Andy went spear-fishing for lobster with a few fellow White Sound-ers while the girls and I went to the Ocean Beach and played in the waves. (We actually saw the dinghies out on the reefs, catching our dinner, which was fun.) We girls came home with plenty of sand from the beach, and he came home with five lobsters, which was a nice addition to our dinner.
And while we’re not plowing and shoveling 40+” new inches of fresh powder (hmm, shucks..), we are tucked in waiting out a stiff blow. Safely in White Sound on Green Turtle, yesterday was an amusing rodeo show watching boats dragging, rescues and the like. Even after we went to bed we were awoken to the sound of people rescuing their dinghies with kayaks, rescuing items flying off of decks with dinghies, and rescuing and righting who knows what else.
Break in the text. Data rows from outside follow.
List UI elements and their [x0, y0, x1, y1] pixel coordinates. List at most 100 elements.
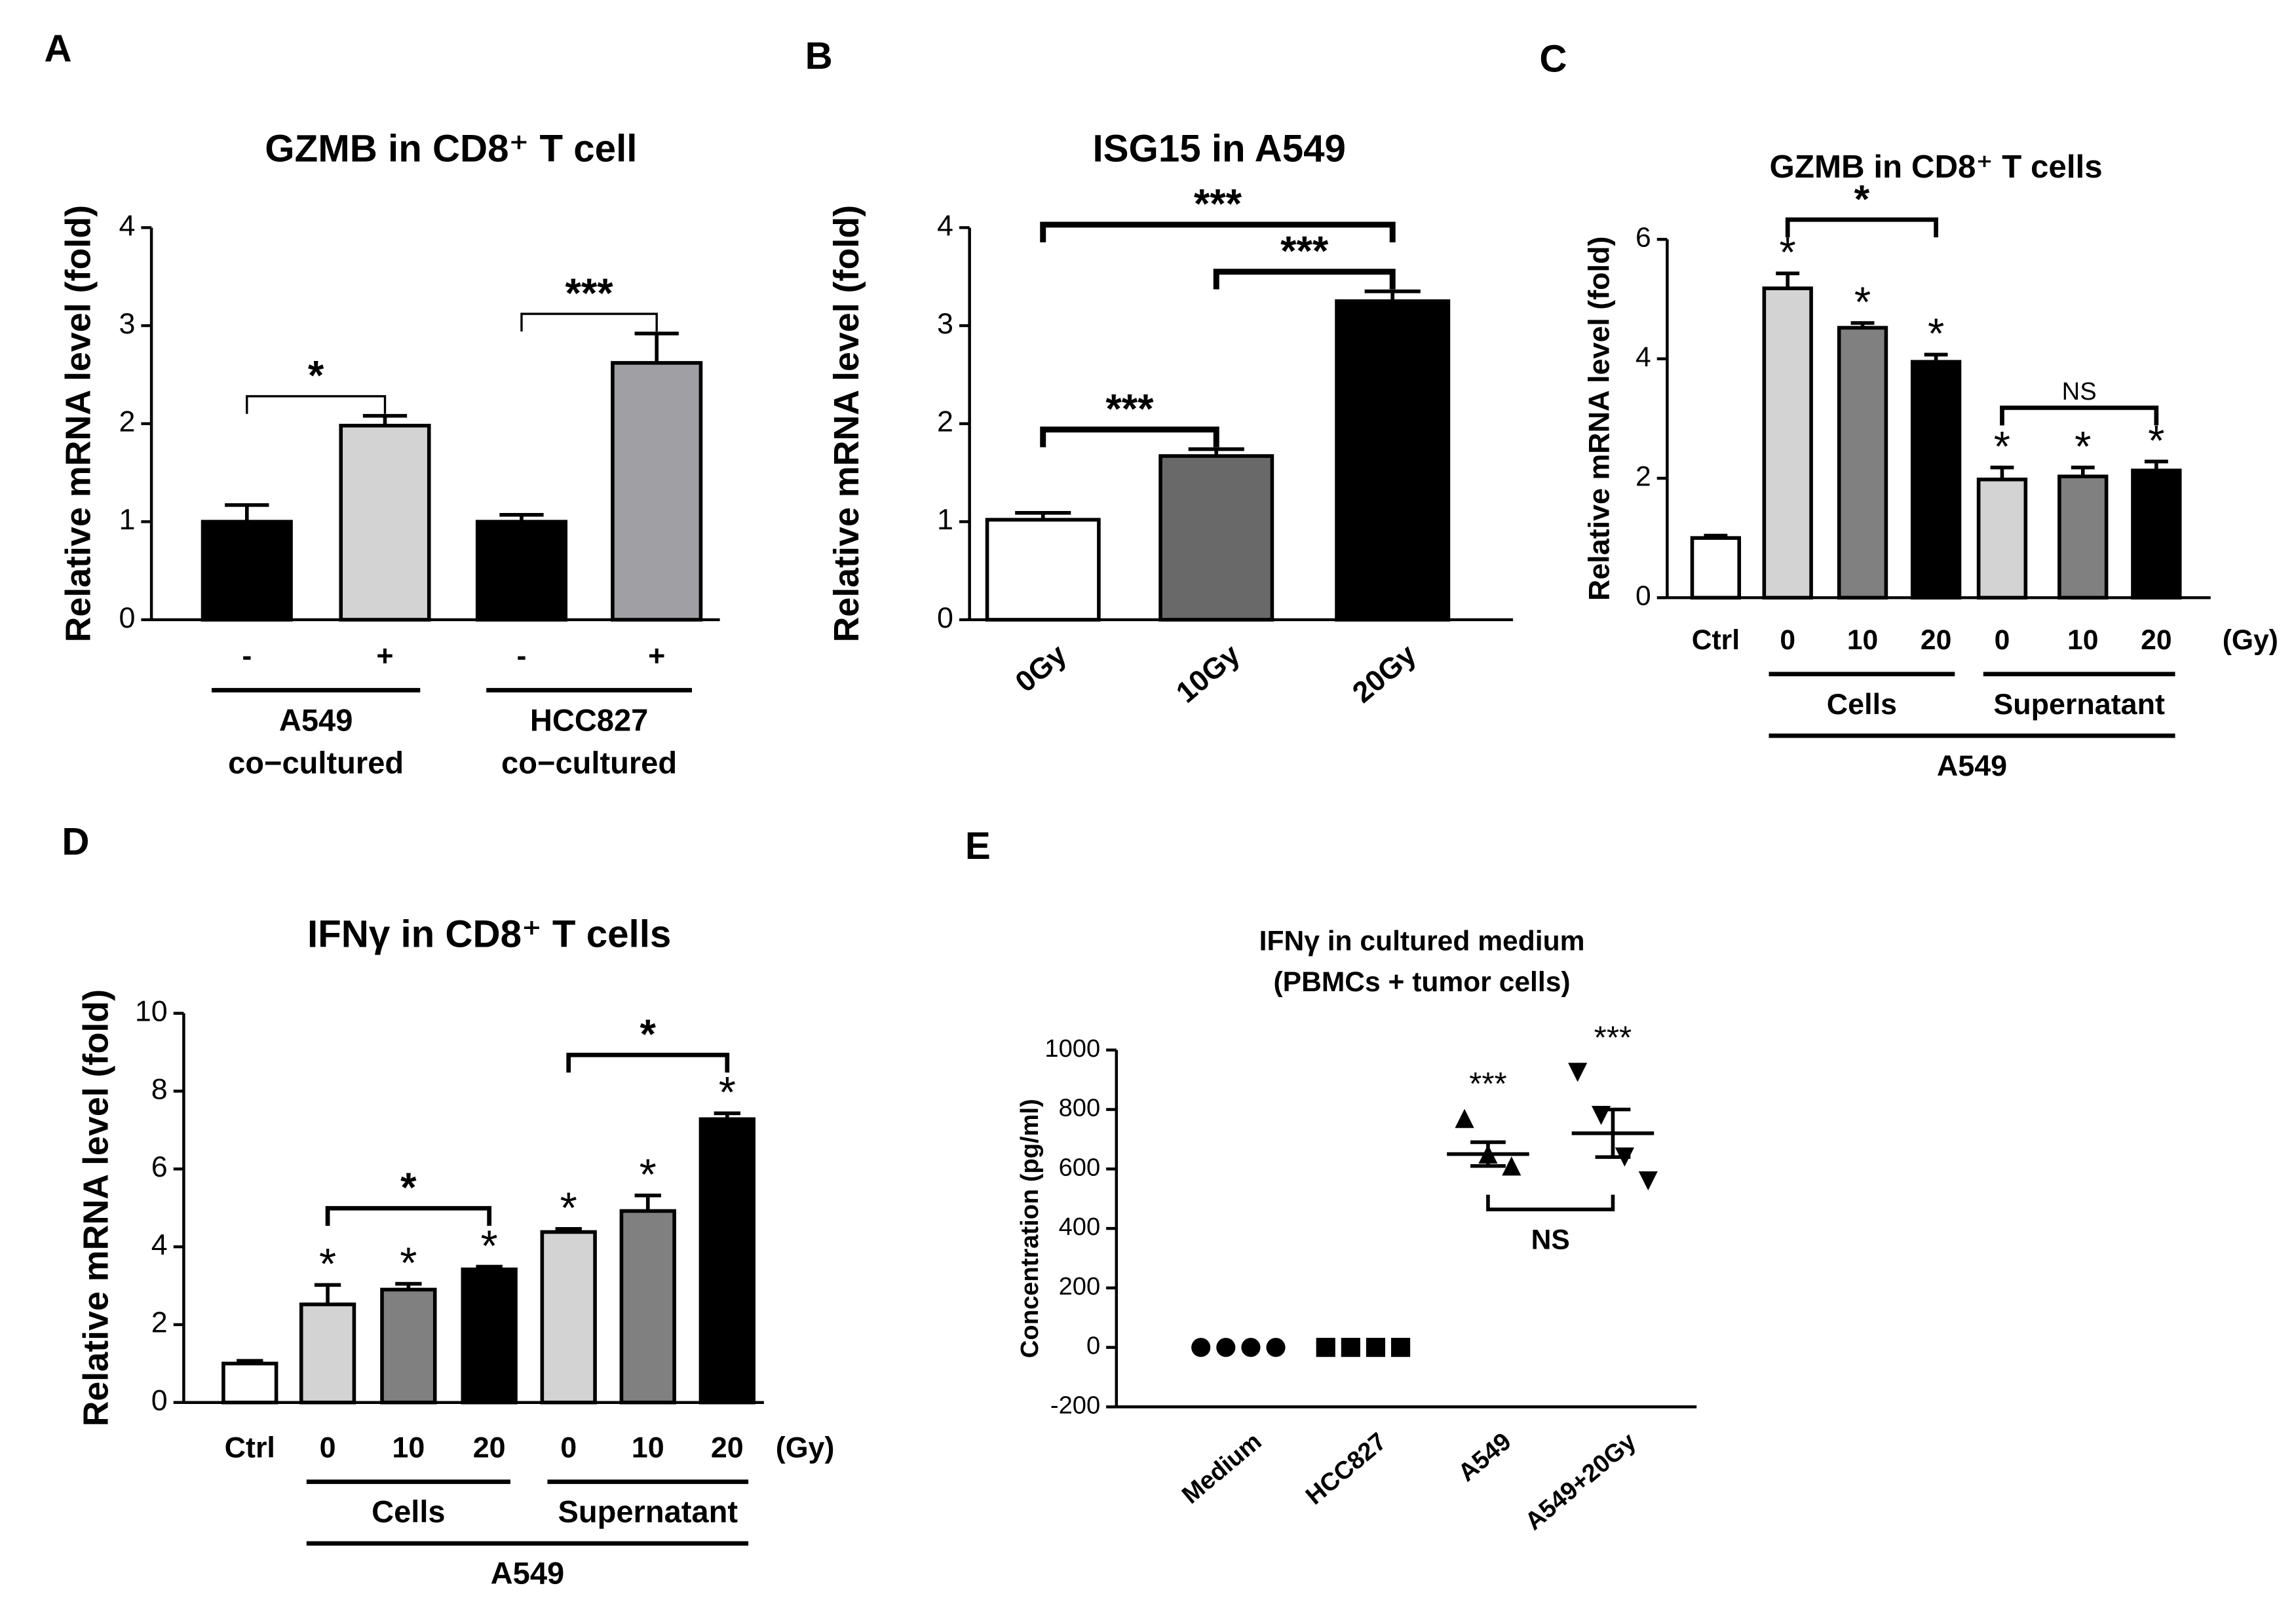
sem-bar: [1470, 1140, 1506, 1168]
x-tick-label: 10: [632, 1430, 664, 1464]
data-point: [1638, 1171, 1658, 1191]
bar-label: *: [1994, 423, 2010, 470]
x-tick-label: 0: [1995, 624, 2010, 656]
bar: [2057, 474, 2109, 600]
x-tick-label: 20: [711, 1430, 744, 1464]
significance-bracket: [246, 395, 387, 414]
bar: [1158, 454, 1274, 622]
y-axis-label: Relative mRNA level (fold): [1582, 237, 1615, 601]
chart-title: GZMB in CD8⁺ T cell: [265, 127, 637, 170]
bar: [985, 518, 1101, 622]
significance-label: *: [400, 1165, 417, 1211]
y-tick-label: 0: [1086, 1333, 1100, 1360]
y-tick-label: 400: [1059, 1213, 1101, 1241]
significance-label: NS: [1531, 1224, 1570, 1256]
bar-label: *: [1854, 278, 1871, 326]
bar: [221, 1361, 278, 1405]
error-bar: [714, 1111, 740, 1120]
error-bar: [1850, 321, 1875, 328]
group-label: A549: [1937, 749, 2007, 782]
significance-bracket: [520, 313, 658, 332]
error-bar: [1704, 533, 1728, 539]
group-label: Cells: [372, 1494, 446, 1528]
panel-letter: D: [62, 820, 89, 863]
bar: [1910, 360, 1962, 600]
error-bar: [2144, 459, 2168, 471]
error-bar: [1364, 289, 1421, 301]
x-tick-label: 10: [392, 1430, 425, 1464]
y-tick-label: 4: [119, 208, 136, 242]
x-tick-label: 20: [473, 1430, 506, 1464]
y-axis-label: Relative mRNA level (fold): [77, 989, 116, 1426]
significance-bracket: [566, 1052, 730, 1073]
chart-title: IFNγ in CD8⁺ T cells: [307, 913, 671, 956]
bar: [611, 361, 703, 622]
significance-bracket: [1486, 1194, 1615, 1211]
x-tick-label: 10: [1847, 624, 1878, 656]
x-tick-label: -: [242, 639, 252, 672]
y-tick-label: 1: [119, 502, 136, 536]
bar-label: *: [400, 1238, 417, 1287]
significance-bracket: [2000, 406, 2159, 426]
bar-label: *: [319, 1240, 336, 1289]
x-tick-label: 0: [320, 1430, 336, 1464]
significance-bracket: [1040, 221, 1396, 242]
bar: [1976, 478, 2028, 600]
significance-label: ***: [1105, 386, 1154, 432]
chart-title: IFNγ in cultured medium: [1259, 925, 1585, 957]
significance-label: NS: [2062, 378, 2097, 406]
group-label: Supernatant: [558, 1494, 738, 1528]
y-tick-label: 4: [1636, 341, 1651, 373]
significance-label: *: [1854, 176, 1870, 221]
x-tick-label: -: [517, 639, 527, 672]
panel-letter: B: [805, 35, 833, 77]
x-tick-label: HCC827: [1301, 1428, 1392, 1510]
bar: [299, 1302, 356, 1405]
chart-title: GZMB in CD8⁺ T cells: [1770, 149, 2103, 185]
x-tick-label: 0: [1780, 624, 1795, 656]
data-point: [1191, 1338, 1211, 1357]
bar: [461, 1267, 518, 1405]
bar: [201, 520, 293, 622]
error-bar: [555, 1226, 582, 1232]
y-tick-label: 0: [151, 1384, 168, 1417]
x-tick-label: 0Gy: [1008, 637, 1073, 699]
x-tick-label: 10Gy: [1170, 637, 1246, 710]
significance-label: *: [308, 352, 324, 398]
data-point: [1390, 1338, 1411, 1357]
data-point: [1316, 1338, 1335, 1357]
significance-bracket: [1213, 269, 1396, 290]
chart-title: (PBMCs + tumor cells): [1274, 966, 1571, 998]
group-label: co−cultured: [228, 745, 404, 780]
data-point: [1455, 1109, 1474, 1128]
x-tick-label: 20Gy: [1346, 637, 1423, 710]
error-bar: [225, 503, 269, 522]
y-tick-label: 0: [1636, 580, 1651, 612]
significance-label: ***: [1469, 1066, 1507, 1102]
data-point: [1341, 1338, 1360, 1357]
bar-label: *: [640, 1150, 657, 1200]
y-tick-label: 0: [119, 601, 136, 634]
group-label: HCC827: [530, 702, 648, 737]
y-axis-label: Relative mRNA level (fold): [59, 205, 98, 642]
panel-letter: E: [965, 825, 991, 867]
x-unit: (Gy): [776, 1430, 835, 1464]
bar: [540, 1230, 597, 1405]
x-tick-label: 10: [2067, 624, 2098, 656]
y-tick-label: 2: [1636, 461, 1651, 492]
y-tick-label: 4: [151, 1228, 168, 1261]
x-tick-label: Medium: [1177, 1428, 1267, 1509]
error-bar: [237, 1359, 263, 1364]
error-bar: [634, 1193, 661, 1211]
y-tick-label: 200: [1059, 1273, 1101, 1300]
bar: [619, 1209, 676, 1405]
error-bar: [1015, 511, 1071, 520]
bar: [1762, 286, 1813, 600]
y-tick-label: -200: [1050, 1392, 1100, 1419]
x-unit: (Gy): [2223, 624, 2278, 656]
y-tick-label: 2: [937, 405, 953, 438]
y-tick-label: 600: [1059, 1154, 1101, 1181]
x-tick-label: 20: [2141, 624, 2172, 656]
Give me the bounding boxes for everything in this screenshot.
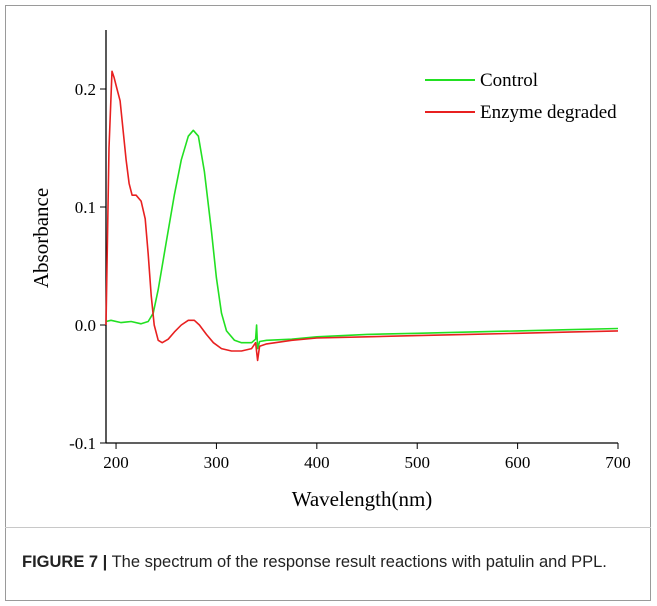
y-tick-label: 0.2 — [75, 80, 96, 99]
y-tick-label: 0.0 — [75, 316, 96, 335]
caption: FIGURE 7 | The spectrum of the response … — [22, 550, 632, 575]
series-line — [105, 70, 619, 362]
x-tick-label: 700 — [605, 453, 631, 472]
legend-label: Control — [480, 70, 538, 91]
x-tick-label: 500 — [404, 453, 430, 472]
caption-text: The spectrum of the response result reac… — [107, 553, 607, 571]
figure-frame — [5, 5, 651, 601]
x-tick-label: 300 — [204, 453, 230, 472]
x-tick-label: 200 — [103, 453, 129, 472]
caption-label: FIGURE 7 | — [22, 553, 108, 571]
y-axis-label: Absorbance — [29, 188, 53, 288]
y-tick-label: 0.1 — [75, 198, 96, 217]
legend-label: Enzyme degraded — [480, 102, 617, 123]
divider — [5, 527, 651, 528]
x-tick-label: 400 — [304, 453, 330, 472]
x-tick-label: 600 — [505, 453, 531, 472]
x-axis-label: Wavelength(nm) — [292, 487, 433, 511]
series-line — [105, 129, 619, 350]
chart: Wavelength(nm) Absorbance -0.1 0.0 0.1 0.2 2… — [29, 30, 631, 511]
y-tick-label: -0.1 — [69, 434, 96, 453]
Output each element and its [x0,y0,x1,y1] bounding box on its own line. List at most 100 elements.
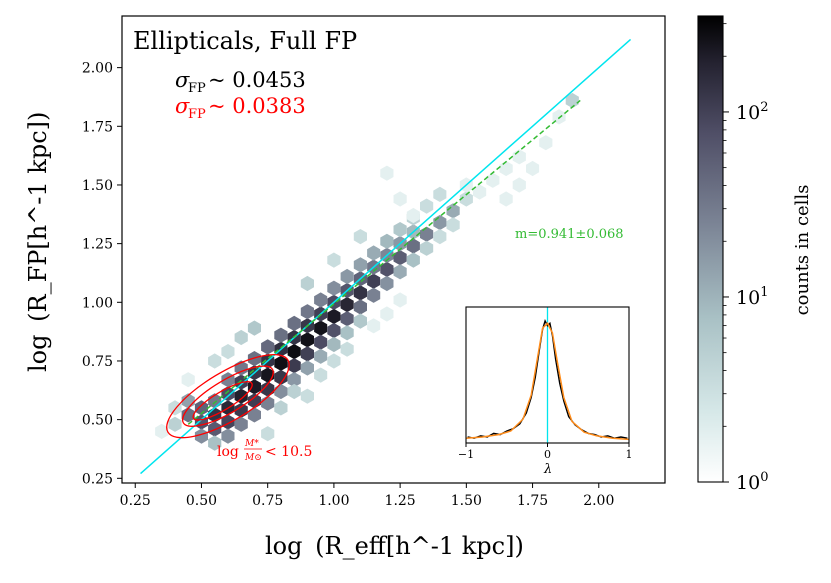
hexbin-cell [353,313,367,329]
sigma-lowmass-symbol: σ [175,94,190,118]
hexbin-cell [539,135,553,151]
colorbar-ticks: 100 101 102 [723,23,768,494]
hexbin-cell [433,186,447,202]
hexbin-cell [234,416,248,432]
hexbin-cell [393,292,407,308]
hexbin-cell [314,367,328,383]
hexbin-cell [208,421,222,437]
colorbar-tick-label: 102 [736,100,768,124]
hexbin-cell [406,207,420,224]
x-tick-label: 2.00 [583,493,614,509]
hexbin-cell [420,240,434,256]
x-tick-label: 1.50 [451,493,482,509]
y-tick-label: 1.75 [82,119,113,135]
hexbin-cell [287,344,301,360]
x-tick-label: 1.25 [385,493,416,509]
hexbin-cell [499,160,513,177]
hexbin-cell [367,273,381,289]
y-axis-label-log: log [24,335,52,373]
hexbin-cell [314,348,328,364]
hexbin-cell [433,214,447,231]
hexbin-cell [367,287,381,303]
inset-x-label: λ [543,462,552,477]
hexbin-cell [234,388,248,404]
hexbin-cell [406,238,420,254]
x-axis-label-quantity: (R_eff[h^-1 kpc]) [315,532,524,560]
hexbin-cell [274,383,288,400]
hexbin-cell [221,428,235,444]
hexbin-cell [168,416,182,432]
sigma-full-sub: FP [188,81,206,96]
hexbin-cell [340,325,354,341]
hexbin-cell [459,191,473,207]
hexbin-cell [327,252,341,268]
hexbin-cell [274,369,288,385]
hexbin-cell [314,334,328,350]
hexbin-cell [181,372,195,388]
hexbin-cell [208,435,222,451]
y-tick-label: 1.50 [82,178,113,194]
hexbin-cell [340,268,354,285]
hexbin-cell [353,285,367,301]
hexbin-cell [446,217,460,233]
hexbin-cell [380,306,394,322]
hexbin-cell [274,400,288,416]
hexbin-cell [261,426,275,442]
hexbin-cell [247,407,261,423]
hexbin-cell [287,383,301,400]
hexbin-cell [340,311,354,327]
hexbin-cell [208,353,222,369]
hexbin-cell [155,423,169,439]
hexbin-cell [287,315,301,331]
hexbin-cell [526,160,540,177]
x-axis-label: log (R_eff[h^-1 kpc]) [265,532,524,560]
hexbin-cell [393,191,407,207]
hexbin-cell [300,388,314,404]
sigma-full-symbol: σ [175,68,190,92]
y-axis-label: log (R_FP[h^-1 kpc]) [24,112,52,372]
hexbin-cell [261,381,275,397]
hexbin-cell [287,358,301,374]
hexbin-cell [393,222,407,238]
inset-x-tick-label: 0 [544,448,551,461]
line-layer [140,38,632,475]
hexbin-cell [300,360,314,376]
hexbin-cell [181,407,195,423]
hexbin-cell [353,299,367,315]
sigma-lowmass-value: ~ 0.0383 [208,94,306,118]
mass-cut-label: log M* M⊙ < 10.5 [217,439,312,463]
hexbin-cell [380,261,394,277]
hexbin-cell [393,264,407,280]
hexbin-cell [380,165,394,181]
hexbin-cell [393,250,407,266]
hexbin-cell [327,353,341,369]
hexbin-cell [314,292,328,308]
hexbin-cell [194,400,208,416]
y-tick-label: 0.75 [82,354,113,370]
colorbar: 100 101 102 counts in cells [697,15,813,494]
hexbin-cell [446,203,460,219]
hexbin-cell [340,341,354,357]
x-tick-label: 1.00 [318,493,349,509]
mass-contour-3 [192,381,253,421]
hexbin-cell [565,92,579,109]
hexbin-cell [261,395,275,411]
hexbin-cell [274,355,288,371]
inset-lines [466,307,629,443]
hexbin-cell [512,177,526,193]
hexbin-cell [433,229,447,245]
hexbin-cell [367,318,381,334]
inset-fit-curve [466,322,629,441]
hexbin-cell [274,327,288,343]
sigma-lowmass-sub: FP [188,107,206,122]
sigma-lowmass-annotation: σ FP ~ 0.0383 [175,94,306,122]
hexbin-cell [287,372,301,388]
hexbin-cell [353,257,367,273]
mass-cut-numerator: M* [244,439,259,449]
inset-x-tick-label: 1 [626,448,633,461]
hexbin-cell [300,304,314,320]
hexbin-cell [314,320,328,336]
hexbin-cell [512,149,526,165]
hexbin-cell [340,297,354,313]
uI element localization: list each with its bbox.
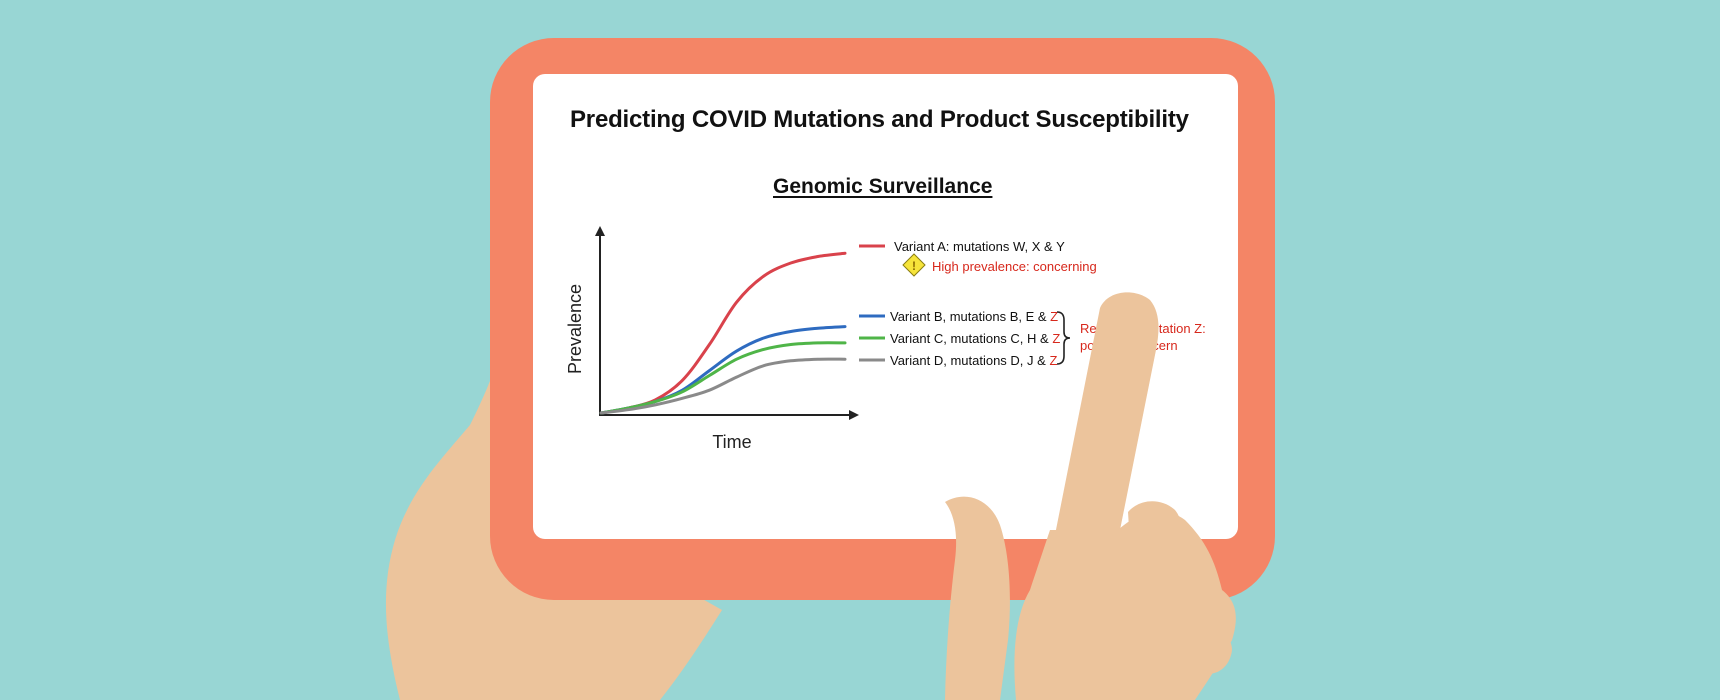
series-line-a [599,251,847,415]
prevalence-chart: Prevalence Time Variant A: mutations W, … [565,226,1206,452]
legend-label-c: Variant C, mutations C, H & Z [890,331,1060,346]
y-axis-arrow [595,226,605,236]
legend-label-d: Variant D, mutations D, J & Z [890,353,1057,368]
tablet-screen: Predicting COVID Mutations and Product S… [533,74,1238,539]
series-line-b [599,325,847,415]
recurrent-annotation-line2: possible concern [1080,338,1178,353]
warning-annotation: High prevalence: concerning [932,259,1097,274]
legend: Variant A: mutations W, X & Y ! High pre… [859,239,1206,368]
legend-label-b: Variant B, mutations B, E & Z [890,309,1058,324]
slide-title: Predicting COVID Mutations and Product S… [570,106,1189,133]
series-line-d [599,357,847,415]
x-axis-arrow [849,410,859,420]
warning-icon: ! [902,253,926,277]
section-heading: Genomic Surveillance [773,175,993,198]
recurrent-annotation-line1: Recurrent mutation Z: [1080,321,1206,336]
y-axis-label: Prevalence [565,284,585,374]
series-lines [599,251,847,415]
x-axis-label: Time [712,432,751,452]
series-line-c [599,341,847,415]
svg-text:!: ! [912,259,916,273]
legend-label-a: Variant A: mutations W, X & Y [894,239,1065,254]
This morning it was a steady stream of boats heading into the marina, no doubt to take a stress-relieving break with the relative comfort of a marina tie-up. (Dan actually told a great story of a man flopping back in his cockpit with a loud sigh of relief after tying up -no doubt after a sleepless night of dragging and the accompany stress- a well-earned marina stay!)
Today’s wind and weather kept us close to home, and after some school-time dominos, we made just the short hop ashore to the Green Turtle Club. There we did one last load of laundry (in anticipation of our departure tomorrow) and let the kids play with a gang of kids from two other cruising boats, who they have loved getting to know over the past week or so. Many superhero games were played, Lily and new friends ‘saved’ some free-ranging chicks from free-ranging neighborhood cats (we’ll see how long that lasts, predator-prey relationship being what it is), and we adults chatted and finished up our chores.
The forecasting for us this winter hasn’t been the most accurate of predictors of actual weather, so we’ll see how the seas are laying down tomorrow as the winds slowly die off, and hopefully it’ll be good enough for a decent ‘whale’ crossing and on to Guana. A friend in Maine once equated meteorologist to gypsies, which resulted in a great (and admittedly completely incorrect) image that has since stuck in my head of weathermen and women everywhere tossing a fistful of options written on pieces of paper into the air and seeing which would stick to the wall. Here it is simply wind strength, direction and patterns that we care about for the short-term, and I keep picturing some man on the ‘power’ end of these wind and weather sites using a Plinko board to come up with the next day’s data. Lordy, I hope I’m wrong.